Diane tried to be rational. She went to the doctor, listened to his explanations, spoke to Lily’s friends, asked them where to arrange a funeral, found the director, made all these plans, all to happen quickly, to bury Lily as Lily would have wished: a respectable Jewish woman, with a solemn rabbi and a full house of her peers. Diane spent the day of her mother’s death being a good girl. She made all the right arrangements.

But orphans wander. In Philadelphia she was an orphan.

At first, she tried to stay. She sat in her mother’s kitchen, after the long, incredible day, and the event came to the door, entered, and sat at the table: Hello. Your mother died today. How do you feel?

She jumped up. Turned on the television. Cried.

Peter called to check on her and asked, Should we come down right now?

No, wait till the morning. Brave Diane. I’ll be all right.

We’ll come over, Lily’s friends said when they phoned.

No, no, brave Diane said, tomorrow. I want to be alone tonight.

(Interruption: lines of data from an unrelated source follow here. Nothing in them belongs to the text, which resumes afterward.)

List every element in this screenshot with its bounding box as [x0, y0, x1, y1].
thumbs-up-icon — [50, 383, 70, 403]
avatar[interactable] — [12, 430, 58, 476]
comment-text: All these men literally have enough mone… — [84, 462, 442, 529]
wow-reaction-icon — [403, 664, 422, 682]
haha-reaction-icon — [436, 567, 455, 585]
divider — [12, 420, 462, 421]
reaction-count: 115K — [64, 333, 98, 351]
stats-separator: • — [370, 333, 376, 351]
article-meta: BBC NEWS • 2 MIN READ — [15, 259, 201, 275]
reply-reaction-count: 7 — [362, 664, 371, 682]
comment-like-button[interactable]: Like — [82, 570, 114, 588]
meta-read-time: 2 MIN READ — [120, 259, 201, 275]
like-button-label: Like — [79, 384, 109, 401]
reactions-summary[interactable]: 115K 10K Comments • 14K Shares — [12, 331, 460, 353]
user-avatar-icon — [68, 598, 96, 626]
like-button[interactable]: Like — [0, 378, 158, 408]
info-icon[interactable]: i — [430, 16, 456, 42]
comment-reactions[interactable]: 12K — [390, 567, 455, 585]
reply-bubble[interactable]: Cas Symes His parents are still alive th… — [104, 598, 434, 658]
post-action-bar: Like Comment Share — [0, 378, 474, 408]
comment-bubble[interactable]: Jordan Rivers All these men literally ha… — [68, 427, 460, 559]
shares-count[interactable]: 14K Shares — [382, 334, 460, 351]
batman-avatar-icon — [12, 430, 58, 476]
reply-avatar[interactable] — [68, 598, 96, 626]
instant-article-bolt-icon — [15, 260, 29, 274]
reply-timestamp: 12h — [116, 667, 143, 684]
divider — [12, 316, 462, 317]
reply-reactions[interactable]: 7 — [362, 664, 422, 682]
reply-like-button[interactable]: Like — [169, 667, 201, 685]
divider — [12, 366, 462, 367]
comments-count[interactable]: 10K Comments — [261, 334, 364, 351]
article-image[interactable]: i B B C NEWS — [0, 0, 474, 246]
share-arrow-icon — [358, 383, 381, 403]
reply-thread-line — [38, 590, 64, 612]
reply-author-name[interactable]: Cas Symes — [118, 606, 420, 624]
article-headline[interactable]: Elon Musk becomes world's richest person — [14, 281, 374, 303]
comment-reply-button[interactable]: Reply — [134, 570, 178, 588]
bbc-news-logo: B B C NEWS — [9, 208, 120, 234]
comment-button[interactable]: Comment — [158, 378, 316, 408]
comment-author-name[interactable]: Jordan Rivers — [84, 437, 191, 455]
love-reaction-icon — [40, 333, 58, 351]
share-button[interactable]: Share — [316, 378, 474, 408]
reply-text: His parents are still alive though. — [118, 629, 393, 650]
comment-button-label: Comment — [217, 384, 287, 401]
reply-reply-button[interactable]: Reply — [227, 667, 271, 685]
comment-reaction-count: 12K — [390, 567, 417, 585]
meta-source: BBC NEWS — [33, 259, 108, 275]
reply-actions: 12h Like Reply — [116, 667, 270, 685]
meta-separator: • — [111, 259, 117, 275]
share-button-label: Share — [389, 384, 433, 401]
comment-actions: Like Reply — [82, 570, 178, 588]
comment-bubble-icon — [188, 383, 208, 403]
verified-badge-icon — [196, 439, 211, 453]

Everyone said, We understand.

But Diane didn’t understand why she turned them away. Because I wasn’t there. I didn’t save her. And she cried, moaned in agony on her mother’s furniture. Peter said, “I’m very sorry. She loved you very much.”

For a second, she thought he was kidding her. He liked to be ironic, so ironic that the slow-witted took him literally and never knew they had been insulted.